I Parte: Choque emocional y cultural
En mayo de este año, con mucho sueño acumulado y sin entender mucho la magnitud de mis decisiones, se me ocurrió la brillante idea de viajar a Ecuador por 42 días sola con mis dos hijos. Al principio parecía una decisión bastante lógica y un viaje tan esperado. Parecían unas vacaciones de ensueño en donde yo estuviera descansando y mis hijos al cuidado de toda mi familia (y vaya que tengo mucha familia). Todo en mi cabeza iba muy bien y yo no podía esperar a estas hermosas vacaciones.
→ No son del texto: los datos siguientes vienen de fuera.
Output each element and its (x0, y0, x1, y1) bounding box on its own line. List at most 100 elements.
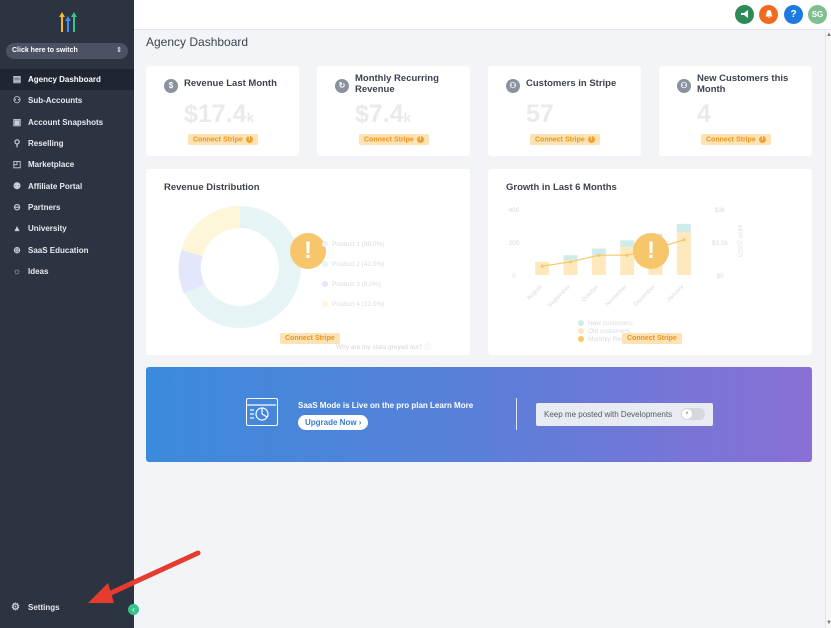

Hasta que llegamos a nuestro destino con más sueño acumulado, con una maleta de ropa para 42 días, sin Pablo y sin las cosas que estaba acostumbrada como mamá en Canadá. Llegar a mi cuarto de adolescente con dos hijos no solo fue difícil de procesar porque me había convencido que necesitaba más espacio (sociedad consumista que te quiere vender todo lo que NO necesitas para ser mamá), sino también un choque emocional, pero esta vez con otros dos mini seres humanos que me llaman mamá.
En mi afán de controlar todo, empecé a cuestionarme a mí misma cada decisión que tomaba. Y a la edad de mis pequeños, es difícil incluso poder salir sin ellos. Tenía mucha ansiedad de planear algo por miedo a que no salga bien y no tener ese lugar seguro para mi refugio. Estaba confundida y muy enfocada en las cosas materiales que no tenía, y negándome la dicha y el privilegio de los míos.
Los amigos y la familia llegaban, pero yo no podía disfrutar el viaje como lo había imaginado en mi cabeza. Algunas noches me sentía muy distante de mi propia vida de joven, del lugar en donde crecí. Me sentía como “atrapada” en una realidad paralela a la que yo ya no conocía.

Poco a poco empecé a entender muchas cosas: yo no había sido jamás mamá en Ecuador. Yo no había pasado por el estado mental de maternidad en mi propio país y cultura. Yo no había compartido mi maternidad con nadie cercano a mi y yo sentía esta parte de mi vida como muy mía y muy canadiense. Es como si existieran dos versiones mías: la versión Karla joven y la versión Karla mamá y ambas estaban en el mismo espacio y yo debía aceptarlas como una sola.
Aquí, en un acto de pánico de temerle a este proceso de crecimiento, hablé con Pablo para regresar más pronto a Canadá. Pablo un poco asustado me dijo que yo debía pensar bien y que él me apoya en cualquier decisión. Yo creía que era más fácil regresar a mi realidad cómoda que pasar por este proceso de enfrentar mis propios miedos. Una parte de mi se negaba a esta etapa de crecimiento y cuestionamientos.
Que regalo me hice y les hice a mis hijos de poder pasar estos 42 días sanando, creciendo, dejando ir y aprendiendo a soltar. Dejar espacio para lo que estaba por venir.
Ahora que lo pienso, qué dicha poder haber hecho este viaje sin Pablo. A pesar de que hubiese apreciado mucho su apoyo, hay cosas que uno tiene que sanar sola. Y eso es importante.